I’m a fairly boring and stable statistic when it comes to my personally identifiable information. I have only married once and moved four times over the past 25 years – all within a 10-mile parameter within the same city. But consider that 2.96 million people move every year. Why do they move? Some for job changes, some due to marriages, divorces, and others to be near aging parents. Whatever the reason, moving is just one of many causes for an annual overall contact data decay rate of 20 to 30%. (To see the full range of contributors to data decay, check out the Data Detox: The Fresh Face of Data infographic.)
Back to me. Even though my physical parameters were contained, the change still included my last name, at least three email addresses and internet providers, changes in cable service providers and multiple life stage changes from newlywed, new home owner, parent and pet owner to a distant view of an empty nest now in sight. A brand who didn’t keep up wouldn’t have a snowball’s chance of speaking to me in a meaningful way.

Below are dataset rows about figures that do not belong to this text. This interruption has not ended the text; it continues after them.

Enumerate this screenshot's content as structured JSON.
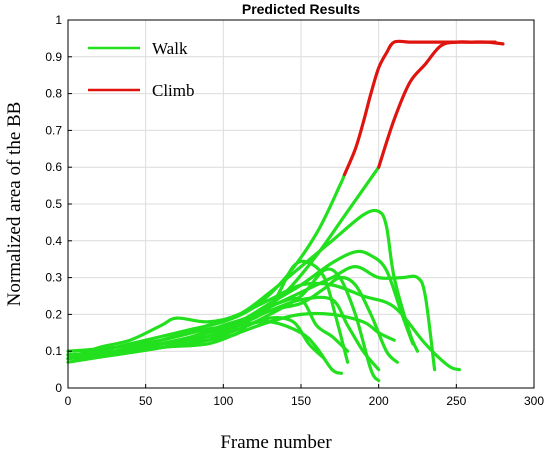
{
  "chart_data": {
    "type": "line",
    "title": "Predicted Results",
    "xlabel": "Frame number",
    "ylabel": "Normalized area of the BB",
    "xlim": [
      0,
      300
    ],
    "ylim": [
      0,
      1
    ],
    "xticks": [
      0,
      50,
      100,
      150,
      200,
      250,
      300
    ],
    "yticks": [
      0,
      0.1,
      0.2,
      0.3,
      0.4,
      0.5,
      0.6,
      0.7,
      0.8,
      0.9,
      1
    ],
    "grid": true,
    "legend_position": "top-left",
    "legend": [
      {
        "name": "Walk",
        "color": "#22e01e"
      },
      {
        "name": "Climb",
        "color": "#e0140f"
      }
    ],
    "series": [
      {
        "name": "Walk",
        "color": "#22e01e",
        "points": [
          [
            0,
            0.08
          ],
          [
            20,
            0.1
          ],
          [
            40,
            0.12
          ],
          [
            60,
            0.14
          ],
          [
            80,
            0.16
          ],
          [
            100,
            0.18
          ],
          [
            120,
            0.22
          ],
          [
            140,
            0.3
          ],
          [
            160,
            0.42
          ],
          [
            175,
            0.55
          ],
          [
            178,
            0.58
          ]
        ]
      },
      {
        "name": "Walk",
        "color": "#22e01e",
        "points": [
          [
            0,
            0.09
          ],
          [
            20,
            0.09
          ],
          [
            40,
            0.1
          ],
          [
            60,
            0.12
          ],
          [
            80,
            0.14
          ],
          [
            100,
            0.17
          ],
          [
            120,
            0.2
          ],
          [
            140,
            0.26
          ],
          [
            160,
            0.36
          ],
          [
            180,
            0.48
          ],
          [
            200,
            0.6
          ]
        ]
      },
      {
        "name": "Walk",
        "color": "#22e01e",
        "points": [
          [
            0,
            0.08
          ],
          [
            20,
            0.11
          ],
          [
            40,
            0.13
          ],
          [
            60,
            0.17
          ],
          [
            70,
            0.19
          ],
          [
            90,
            0.18
          ],
          [
            110,
            0.2
          ],
          [
            130,
            0.26
          ],
          [
            150,
            0.33
          ],
          [
            170,
            0.4
          ],
          [
            190,
            0.47
          ],
          [
            200,
            0.48
          ],
          [
            205,
            0.44
          ],
          [
            210,
            0.3
          ],
          [
            220,
            0.15
          ],
          [
            225,
            0.1
          ]
        ]
      },
      {
        "name": "Walk",
        "color": "#22e01e",
        "points": [
          [
            0,
            0.07
          ],
          [
            30,
            0.09
          ],
          [
            60,
            0.11
          ],
          [
            90,
            0.14
          ],
          [
            110,
            0.18
          ],
          [
            130,
            0.22
          ],
          [
            150,
            0.26
          ],
          [
            170,
            0.3
          ],
          [
            185,
            0.33
          ],
          [
            200,
            0.3
          ],
          [
            215,
            0.3
          ],
          [
            225,
            0.3
          ],
          [
            230,
            0.25
          ],
          [
            236,
            0.05
          ]
        ]
      },
      {
        "name": "Walk",
        "color": "#22e01e",
        "points": [
          [
            0,
            0.09
          ],
          [
            30,
            0.1
          ],
          [
            60,
            0.12
          ],
          [
            90,
            0.15
          ],
          [
            110,
            0.18
          ],
          [
            130,
            0.23
          ],
          [
            150,
            0.28
          ],
          [
            170,
            0.34
          ],
          [
            185,
            0.37
          ],
          [
            195,
            0.36
          ],
          [
            205,
            0.32
          ],
          [
            215,
            0.2
          ],
          [
            222,
            0.12
          ]
        ]
      },
      {
        "name": "Walk",
        "color": "#22e01e",
        "points": [
          [
            0,
            0.08
          ],
          [
            30,
            0.1
          ],
          [
            60,
            0.11
          ],
          [
            90,
            0.13
          ],
          [
            110,
            0.17
          ],
          [
            130,
            0.22
          ],
          [
            145,
            0.33
          ],
          [
            155,
            0.34
          ],
          [
            165,
            0.3
          ],
          [
            172,
            0.2
          ],
          [
            180,
            0.07
          ]
        ]
      },
      {
        "name": "Walk",
        "color": "#22e01e",
        "points": [
          [
            0,
            0.08
          ],
          [
            30,
            0.1
          ],
          [
            60,
            0.12
          ],
          [
            90,
            0.14
          ],
          [
            110,
            0.16
          ],
          [
            130,
            0.2
          ],
          [
            150,
            0.25
          ],
          [
            165,
            0.32
          ],
          [
            175,
            0.3
          ],
          [
            185,
            0.2
          ],
          [
            195,
            0.05
          ],
          [
            200,
            0.02
          ]
        ]
      },
      {
        "name": "Walk",
        "color": "#22e01e",
        "points": [
          [
            0,
            0.09
          ],
          [
            30,
            0.1
          ],
          [
            60,
            0.12
          ],
          [
            90,
            0.15
          ],
          [
            110,
            0.18
          ],
          [
            130,
            0.21
          ],
          [
            150,
            0.24
          ],
          [
            170,
            0.24
          ],
          [
            180,
            0.17
          ],
          [
            190,
            0.1
          ],
          [
            200,
            0.05
          ]
        ]
      },
      {
        "name": "Walk",
        "color": "#22e01e",
        "points": [
          [
            0,
            0.08
          ],
          [
            30,
            0.1
          ],
          [
            60,
            0.13
          ],
          [
            90,
            0.17
          ],
          [
            110,
            0.2
          ],
          [
            130,
            0.24
          ],
          [
            150,
            0.28
          ],
          [
            170,
            0.28
          ],
          [
            190,
            0.25
          ],
          [
            210,
            0.22
          ],
          [
            230,
            0.12
          ],
          [
            245,
            0.06
          ],
          [
            252,
            0.05
          ]
        ]
      },
      {
        "name": "Walk",
        "color": "#22e01e",
        "points": [
          [
            0,
            0.09
          ],
          [
            30,
            0.1
          ],
          [
            60,
            0.12
          ],
          [
            90,
            0.14
          ],
          [
            110,
            0.17
          ],
          [
            130,
            0.21
          ],
          [
            150,
            0.23
          ],
          [
            165,
            0.27
          ],
          [
            175,
            0.3
          ],
          [
            185,
            0.28
          ],
          [
            195,
            0.2
          ],
          [
            205,
            0.1
          ],
          [
            212,
            0.07
          ]
        ]
      },
      {
        "name": "Walk",
        "color": "#22e01e",
        "points": [
          [
            0,
            0.1
          ],
          [
            30,
            0.11
          ],
          [
            60,
            0.13
          ],
          [
            90,
            0.16
          ],
          [
            110,
            0.17
          ],
          [
            130,
            0.18
          ],
          [
            150,
            0.15
          ],
          [
            160,
            0.11
          ],
          [
            170,
            0.05
          ],
          [
            176,
            0.04
          ]
        ]
      },
      {
        "name": "Walk",
        "color": "#22e01e",
        "points": [
          [
            0,
            0.08
          ],
          [
            30,
            0.09
          ],
          [
            60,
            0.11
          ],
          [
            90,
            0.12
          ],
          [
            110,
            0.15
          ],
          [
            130,
            0.18
          ],
          [
            150,
            0.2
          ],
          [
            170,
            0.2
          ],
          [
            190,
            0.18
          ],
          [
            200,
            0.15
          ],
          [
            210,
            0.13
          ]
        ]
      },
      {
        "name": "Walk",
        "color": "#22e01e",
        "points": [
          [
            0,
            0.09
          ],
          [
            30,
            0.1
          ],
          [
            60,
            0.11
          ],
          [
            90,
            0.13
          ],
          [
            110,
            0.15
          ],
          [
            120,
            0.2
          ],
          [
            135,
            0.23
          ],
          [
            150,
            0.24
          ],
          [
            160,
            0.17
          ],
          [
            170,
            0.14
          ],
          [
            180,
            0.1
          ]
        ]
      },
      {
        "name": "Walk",
        "color": "#22e01e",
        "points": [
          [
            0,
            0.08
          ],
          [
            30,
            0.1
          ],
          [
            60,
            0.12
          ],
          [
            90,
            0.13
          ],
          [
            110,
            0.16
          ],
          [
            130,
            0.19
          ],
          [
            145,
            0.18
          ],
          [
            155,
            0.12
          ],
          [
            165,
            0.08
          ]
        ]
      },
      {
        "name": "Climb",
        "color": "#e0140f",
        "points": [
          [
            178,
            0.58
          ],
          [
            185,
            0.65
          ],
          [
            190,
            0.72
          ],
          [
            195,
            0.8
          ],
          [
            200,
            0.87
          ],
          [
            205,
            0.91
          ],
          [
            210,
            0.94
          ],
          [
            220,
            0.94
          ],
          [
            230,
            0.94
          ],
          [
            240,
            0.94
          ],
          [
            250,
            0.94
          ],
          [
            260,
            0.94
          ],
          [
            270,
            0.94
          ],
          [
            275,
            0.94
          ]
        ]
      },
      {
        "name": "Climb",
        "color": "#e0140f",
        "points": [
          [
            200,
            0.6
          ],
          [
            210,
            0.73
          ],
          [
            220,
            0.83
          ],
          [
            230,
            0.88
          ],
          [
            240,
            0.93
          ],
          [
            250,
            0.94
          ],
          [
            260,
            0.94
          ],
          [
            270,
            0.94
          ],
          [
            280,
            0.935
          ]
        ]
      }
    ]
  }
}
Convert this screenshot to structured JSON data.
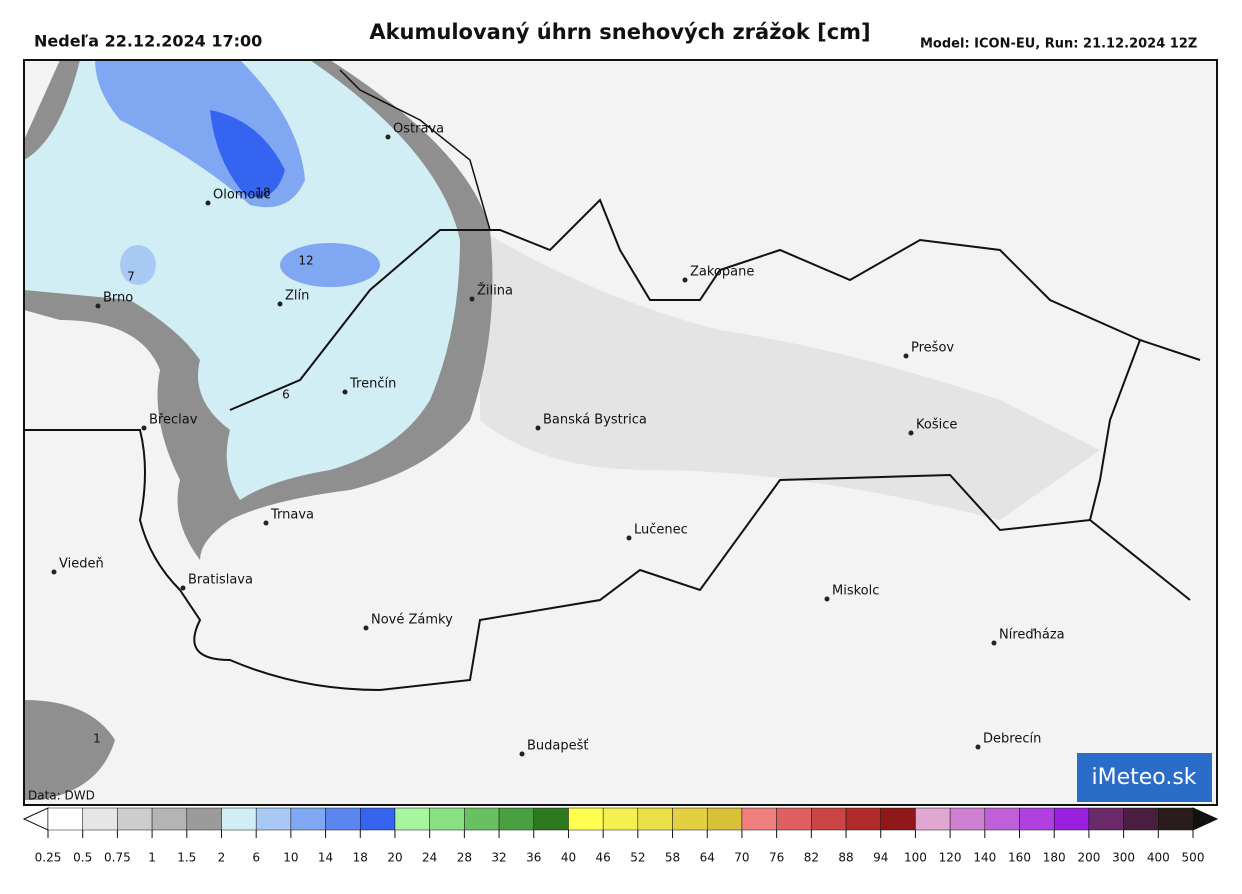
{
  "header": {
    "datetime": "Nedeľa 22.12.2024 17:00",
    "title": "Akumulovaný úhrn snehových zrážok [cm]",
    "model": "Model: ICON-EU, Run: 21.12.2024 12Z"
  },
  "map": {
    "cities": [
      "Ostrava",
      "Olomouc",
      "Zlín",
      "Brno",
      "Trenčín",
      "Žilina",
      "Zakopane",
      "Prešov",
      "Košice",
      "Banská Bystrica",
      "Břeclav",
      "Trnava",
      "Lučenec",
      "Viedeň",
      "Bratislava",
      "Nové Zámky",
      "Miskolc",
      "Níreďháza",
      "Budapešť",
      "Debrecín"
    ],
    "contour_labels": [
      "18",
      "12",
      "7",
      "6",
      "1"
    ],
    "credit": "Data: DWD",
    "logo": "iMeteo.sk"
  },
  "legend": {
    "labels": [
      "0.25",
      "0.5",
      "0.75",
      "1",
      "1.5",
      "2",
      "6",
      "10",
      "14",
      "18",
      "20",
      "24",
      "28",
      "32",
      "36",
      "40",
      "46",
      "52",
      "58",
      "64",
      "70",
      "76",
      "82",
      "88",
      "94",
      "100",
      "120",
      "140",
      "160",
      "180",
      "200",
      "300",
      "400",
      "500"
    ],
    "colors": [
      "#ffffff",
      "#e6e6e6",
      "#cdcdcd",
      "#b4b4b4",
      "#9b9b9b",
      "#d2eef5",
      "#a9c9f5",
      "#80a8f2",
      "#5a86ee",
      "#3564f0",
      "#a8f5a0",
      "#88e080",
      "#68c060",
      "#48a040",
      "#2d7a1e",
      "#ffff50",
      "#f5ef50",
      "#ece048",
      "#e2d040",
      "#d8c038",
      "#f08080",
      "#e06060",
      "#cc4545",
      "#b02a2a",
      "#901818",
      "#e0a8d0",
      "#d080d0",
      "#c060d8",
      "#b040e0",
      "#9a20e0",
      "#6a2a6a",
      "#4a1e40",
      "#281c1c"
    ]
  }
}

So how does a brand proactively maintain quality data? By starting with the four C’s of data quality – Correct, Current, Complete and Ethically Collected.
Step 1: Is Your Data Correct?
Normalizing your data means making sure that all of the data elements of the same type (all of your phone numbers, all of your home and email addresses, etc.) look like one another and follow the same format. Phone numbers, for example, serve as a great model.
For example, all phone numbers in the United States contain 10 digits. The first step is to check that each one has the proper number of digits. Then, we would also want to ensure the phone numbers were all presented the same way such as 123.456.2890.
Next, we want to check the data on a fundamental level to see if it really is correct. To continue with the phone number example, you must check to see if the phone number is actually in use and if if the number you have for Mary Smith really belongs to Mary Smith.
Step 2: Is Your Data Complete?
Once your data has been normalized and you are confident it is accurate, you can now examine your data to ensure it is also complete.
For example, if we notice the data element has 9 digits instead of 10, we can look further to identify if it is simply missing a number or if, perhaps, the wrong information was stored as a phone number when it’s really an address or a customer identification number.
The next check is if the information falls within an accepted range of quality. For example, a phone number can be checked against known rules to see if the area code is valid. Or a ZIP Code can be checked to make sure it has the right number of digits and that it matches the city or town also listed.
Step 3: Is Your Data Current?
Your data is now correct and complete, but is it current? Does Jennifer Jones still live at the address you have or has she moved? Is her last name still Jones or was she married last year and took her husband’s last name? Is her phone number still correct?
Recognizing a consumer’s current information helps businesses avoid embarrassing and costly mistakes – like sending one household four copies of the same catalog—one addressed to you, another addressed to your spouse, a third addressed to your mother-in-law and a fourth addressed to your teenage daughter. Yikes. The identity resolution process saves money and helps create stronger customer portraits by merging multiple customer records to create a more comprehensive picture of each customer.
Step 4: Is Your Data Collected Ethically?
When it comes to practices regarding your data, you should go above and beyond what is required by law. It’s key to building a trust-based relationship with customers to include policies and procedures that ensure data uses are fair and just to consumers. Some rules of thumb include:
- Data should be used to benefit both parties in a transaction.
- Every data supplier and data source should be vetted to help keep data quality high, and checked on a yearly basis.
By building repeatable front-end processes to ensure the ethical collection and use of data, you create a win-win situation for your business and consumers.
To combat data decay, marketers want to start cleaning existing data – today. They also want to clean data early in the process as it comes in. Correct records before they get in your customer database. Once the data becomes “official,” it becomes exponentially more expensive to get rid of.
Finally, because data quality decays so quickly, data must be processed regularly to minimize data quality issues. Determine the frequency and process required to keep your data correct, current and complete and find the solution to make it happen.
Take a look at the reasons data goes stale and how to combat it. Hopefully this can help reduce the challenges you face in keeping data correct, complete, current and ethically collected.